While writing the script, Kumail wanted his on-screen family to reflect the jokey and humorous traits of his real life family. He bemoaned that so many Muslim characters were so frequently depicted as overly serious and aimed to avoid that stereotype.

Emily V. Gordon: co-writer and the “real” Emily can be seen in the last scene of the film in the comedy club sitting near CJ and Mary.





Thursday 9thAugust 7.30pm


Drama — (2017) — 88 mins — Cert 18

Director: John Carroll Lynch
Cast includes Harry Dean Stanton, David Lynch, Ron Livingston

LUCKY follows the spiritual journey of a 90-year-old atheist and the quirky characters that inhabit his off the map desert town. Having out lived and out smoked all of his contemporaries, the fiercely independent Lucky finds himself at the precipice of life, thrust into a journey of self exploration, leading towards that which is so often unattainable: enlightenment. Acclaimed character actor John Carroll Lynch’s directorial debut “Lucky”, is at once a love letter to the life and career of Harry Dean Stanton as well as a meditation on morality, loneliness, spirituality, and human connection.
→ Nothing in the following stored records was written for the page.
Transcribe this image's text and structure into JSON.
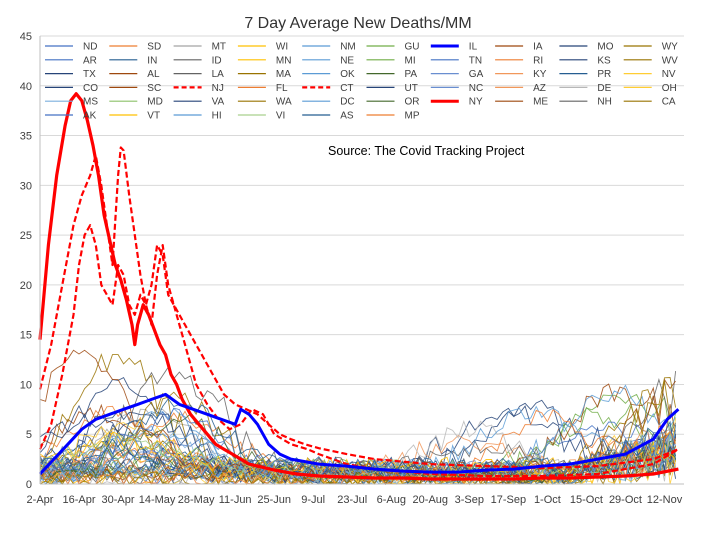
{
  "chart_data": {
    "type": "line",
    "title": "7 Day Average New Deaths/MM",
    "annotation": "Source: The Covid Tracking Project",
    "xlabel": "",
    "ylabel": "",
    "ylim": [
      0,
      45
    ],
    "yticks": [
      0,
      5,
      10,
      15,
      20,
      25,
      30,
      35,
      40,
      45
    ],
    "x_tick_labels": [
      "2-Apr",
      "16-Apr",
      "30-Apr",
      "14-May",
      "28-May",
      "11-Jun",
      "25-Jun",
      "9-Jul",
      "23-Jul",
      "6-Aug",
      "20-Aug",
      "3-Sep",
      "17-Sep",
      "1-Oct",
      "15-Oct",
      "29-Oct",
      "12-Nov"
    ],
    "x_tick_day_index": [
      0,
      14,
      28,
      42,
      56,
      70,
      84,
      98,
      112,
      126,
      140,
      154,
      168,
      182,
      196,
      210,
      224
    ],
    "x_range_days": [
      0,
      231
    ],
    "grid": true,
    "legend_position": "top",
    "legend_columns": 10,
    "legend": [
      "ND",
      "SD",
      "MT",
      "WI",
      "NM",
      "GU",
      "IL",
      "IA",
      "MO",
      "WY",
      "AR",
      "IN",
      "ID",
      "MN",
      "NE",
      "MI",
      "TN",
      "RI",
      "KS",
      "WV",
      "TX",
      "AL",
      "LA",
      "MA",
      "OK",
      "PA",
      "GA",
      "KY",
      "PR",
      "NV",
      "CO",
      "SC",
      "NJ",
      "FL",
      "CT",
      "UT",
      "NC",
      "AZ",
      "DE",
      "OH",
      "MS",
      "MD",
      "VA",
      "WA",
      "DC",
      "OR",
      "NY",
      "ME",
      "NH",
      "CA",
      "AK",
      "VT",
      "HI",
      "VI",
      "AS",
      "MP"
    ],
    "legend_colors": [
      "#4472c4",
      "#ed7d31",
      "#a5a5a5",
      "#ffc000",
      "#5b9bd5",
      "#70ad47",
      "#0000ff",
      "#9e480e",
      "#264478",
      "#997300",
      "#4472c4",
      "#255e91",
      "#636363",
      "#ffc000",
      "#5b9bd5",
      "#70ad47",
      "#4472c4",
      "#ed7d31",
      "#264478",
      "#997300",
      "#264478",
      "#9e480e",
      "#636363",
      "#997300",
      "#5b9bd5",
      "#43682b",
      "#698ed0",
      "#f1975a",
      "#255e91",
      "#ffcd33",
      "#264478",
      "#9e480e",
      "#ff0000",
      "#ed7d31",
      "#ff0000",
      "#264478",
      "#698ed0",
      "#f1975a",
      "#b7b7b7",
      "#ffcd33",
      "#7cafdd",
      "#8cc168",
      "#264478",
      "#997300",
      "#5b9bd5",
      "#43682b",
      "#ff0000",
      "#9e480e",
      "#636363",
      "#997300",
      "#4472c4",
      "#ffc000",
      "#5b9bd5",
      "#a9d18e",
      "#255e91",
      "#ed7d31"
    ],
    "highlighted_series": [
      {
        "name": "NY",
        "color": "#ff0000",
        "style": "solid",
        "x": [
          0,
          3,
          6,
          9,
          11,
          13,
          15,
          17,
          19,
          21,
          23,
          25,
          27,
          29,
          31,
          33,
          34,
          35,
          37,
          39,
          41,
          43,
          45,
          47,
          49,
          51,
          54,
          57,
          60,
          63,
          66,
          69,
          72,
          75,
          78,
          81,
          84,
          88,
          92,
          96,
          100,
          110,
          120,
          130,
          140,
          150,
          160,
          170,
          180,
          190,
          200,
          210,
          220,
          229
        ],
        "y": [
          14.5,
          24,
          31,
          36,
          38.5,
          39.2,
          38.5,
          36.5,
          34,
          31,
          27,
          24.5,
          22,
          20.5,
          18.5,
          16,
          14,
          16,
          18,
          17,
          15.5,
          14,
          13,
          11,
          10,
          8.5,
          7,
          6,
          5,
          4,
          3.5,
          3,
          2.5,
          2,
          1.8,
          1.6,
          1.4,
          1.2,
          1,
          0.9,
          0.8,
          0.7,
          0.6,
          0.6,
          0.5,
          0.5,
          0.5,
          0.5,
          0.6,
          0.6,
          0.7,
          0.8,
          1.0,
          1.5
        ]
      },
      {
        "name": "NJ",
        "color": "#ff0000",
        "style": "dashed",
        "x": [
          0,
          4,
          8,
          12,
          15,
          18,
          20,
          22,
          24,
          26,
          28,
          29,
          30,
          32,
          34,
          36,
          38,
          40,
          42,
          44,
          46,
          48,
          50,
          54,
          58,
          62,
          66,
          70,
          74,
          78,
          82,
          86,
          90,
          95,
          100,
          110,
          120,
          140,
          160,
          180,
          200,
          220,
          229
        ],
        "y": [
          9.5,
          14,
          20,
          26,
          29,
          31,
          33,
          30,
          26,
          22,
          31,
          33.8,
          33.5,
          29,
          25,
          21,
          18,
          20,
          24,
          23,
          19,
          18,
          17,
          15,
          13,
          11,
          9,
          8,
          7.5,
          7,
          6,
          5,
          4.5,
          4,
          3.6,
          3,
          2.5,
          2,
          1.8,
          1.6,
          1.8,
          2.5,
          3.5
        ]
      },
      {
        "name": "CT",
        "color": "#ff0000",
        "style": "dashed",
        "x": [
          0,
          4,
          8,
          12,
          14,
          16,
          18,
          20,
          22,
          24,
          26,
          28,
          30,
          32,
          34,
          36,
          38,
          40,
          42,
          44,
          46,
          48,
          52,
          56,
          60,
          64,
          68,
          72,
          76,
          80,
          84,
          90,
          96,
          100,
          110,
          120,
          140,
          160,
          180,
          200,
          220,
          229
        ],
        "y": [
          3.5,
          6,
          11,
          17,
          22,
          25,
          26,
          24,
          20,
          19,
          18,
          22,
          21,
          18,
          17,
          19,
          18,
          16,
          21,
          24,
          20,
          18,
          14,
          10,
          8,
          6.5,
          5.5,
          6,
          7.5,
          7,
          5,
          4,
          3.5,
          3,
          2,
          1.5,
          1,
          0.8,
          0.8,
          1,
          2,
          3.5
        ]
      },
      {
        "name": "IL",
        "color": "#0000ff",
        "style": "thick",
        "x": [
          0,
          5,
          10,
          15,
          20,
          25,
          30,
          35,
          40,
          45,
          50,
          55,
          60,
          65,
          70,
          72,
          75,
          78,
          82,
          86,
          90,
          100,
          110,
          120,
          130,
          140,
          150,
          160,
          170,
          180,
          190,
          200,
          210,
          220,
          225,
          229
        ],
        "y": [
          1,
          2.5,
          4,
          5.5,
          6.5,
          7,
          7.5,
          8,
          8.5,
          9,
          8,
          7.5,
          7,
          6.5,
          6,
          7.5,
          7,
          6,
          4,
          3,
          2.5,
          2,
          1.8,
          1.5,
          1.3,
          1.2,
          1.2,
          1.4,
          1.5,
          1.8,
          2,
          2.5,
          3,
          4.5,
          6.5,
          7.5
        ]
      }
    ]
  }
}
The film reunites Harry Dean Stanton and Tom Skerritt after 38 years since they appeared in Alien (1979).

Shot in eighteen days.

Director John Carroll Lynch and Beth Grant previously acted together in Jackie (2016).
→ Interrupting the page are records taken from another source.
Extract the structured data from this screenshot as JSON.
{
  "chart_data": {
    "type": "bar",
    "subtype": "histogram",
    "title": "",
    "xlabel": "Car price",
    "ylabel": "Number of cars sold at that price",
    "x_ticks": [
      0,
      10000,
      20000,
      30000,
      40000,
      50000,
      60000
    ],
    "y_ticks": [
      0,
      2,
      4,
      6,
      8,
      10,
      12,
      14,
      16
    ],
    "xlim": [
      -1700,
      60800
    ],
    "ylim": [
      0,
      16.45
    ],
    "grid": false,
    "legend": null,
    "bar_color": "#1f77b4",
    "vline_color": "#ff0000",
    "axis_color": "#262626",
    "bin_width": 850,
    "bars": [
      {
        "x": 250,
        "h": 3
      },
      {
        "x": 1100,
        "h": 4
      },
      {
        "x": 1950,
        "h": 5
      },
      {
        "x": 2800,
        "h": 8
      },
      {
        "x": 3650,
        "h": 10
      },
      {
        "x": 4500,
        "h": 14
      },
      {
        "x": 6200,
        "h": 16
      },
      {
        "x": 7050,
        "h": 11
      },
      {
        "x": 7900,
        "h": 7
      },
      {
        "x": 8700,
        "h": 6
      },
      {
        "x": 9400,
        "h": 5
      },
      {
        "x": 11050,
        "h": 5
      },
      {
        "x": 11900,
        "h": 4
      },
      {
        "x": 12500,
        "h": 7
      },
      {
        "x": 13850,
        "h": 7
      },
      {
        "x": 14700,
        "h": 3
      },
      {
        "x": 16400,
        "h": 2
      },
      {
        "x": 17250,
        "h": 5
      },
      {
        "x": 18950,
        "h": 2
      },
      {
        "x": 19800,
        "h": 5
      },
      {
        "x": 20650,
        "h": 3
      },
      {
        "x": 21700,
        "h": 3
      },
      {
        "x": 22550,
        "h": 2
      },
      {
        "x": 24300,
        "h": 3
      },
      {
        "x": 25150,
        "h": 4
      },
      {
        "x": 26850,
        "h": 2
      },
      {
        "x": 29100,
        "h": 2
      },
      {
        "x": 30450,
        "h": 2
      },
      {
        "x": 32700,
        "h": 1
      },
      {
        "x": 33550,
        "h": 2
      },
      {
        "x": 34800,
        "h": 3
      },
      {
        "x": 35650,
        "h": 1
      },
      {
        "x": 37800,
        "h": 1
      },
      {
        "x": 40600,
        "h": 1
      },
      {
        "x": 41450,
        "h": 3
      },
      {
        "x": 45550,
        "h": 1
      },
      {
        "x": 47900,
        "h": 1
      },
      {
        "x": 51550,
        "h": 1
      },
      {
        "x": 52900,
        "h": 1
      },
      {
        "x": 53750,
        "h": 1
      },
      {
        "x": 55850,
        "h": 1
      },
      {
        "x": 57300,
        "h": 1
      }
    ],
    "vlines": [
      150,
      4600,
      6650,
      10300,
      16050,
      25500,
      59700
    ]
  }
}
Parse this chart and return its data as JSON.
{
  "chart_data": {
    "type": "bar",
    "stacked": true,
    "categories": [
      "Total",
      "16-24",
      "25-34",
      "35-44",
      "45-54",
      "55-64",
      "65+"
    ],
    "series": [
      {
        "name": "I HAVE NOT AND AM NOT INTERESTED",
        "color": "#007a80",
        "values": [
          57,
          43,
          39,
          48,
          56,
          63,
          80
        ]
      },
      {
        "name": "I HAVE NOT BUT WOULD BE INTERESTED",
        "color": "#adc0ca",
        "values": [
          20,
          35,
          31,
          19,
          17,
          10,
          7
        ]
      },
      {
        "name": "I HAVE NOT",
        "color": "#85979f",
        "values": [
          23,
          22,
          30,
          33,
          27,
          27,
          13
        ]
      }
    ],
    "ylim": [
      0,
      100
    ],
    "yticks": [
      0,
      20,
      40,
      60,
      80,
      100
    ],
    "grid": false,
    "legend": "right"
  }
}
Thursday 23rdAugust 7.30pm


Hebrew-subtitled — Comedy-Drama — (2017) — 96 mins

Director: Emil Ben-Shimon
Cast includes Evelin Hagoel, Igal Naor, Orna Banay, Einat Sarouf, Avraham Aviv Alush

The small Jewish community in “The Women’s Balcony” is a tight-knit one. When they talk, they don’t say “I,” they say “We.” They are not just a community, they are a “congregation,” with all that that implies to the faithful. A huge box office hit in Israel, the film was written by Shlomit Nehama, and directed by Emil Ben-Shimon. “The Women’s Balcony” is an eccentric portrait of an already devout community suddenly under pressure from a super Orthodox rabbi to observe their faith in a more rigid way. While the mood is that of a gentle and affectionate comedy, the film makes some extremely sharp points about fanaticism, sexism masked as holiness, and tolerance among the faithful.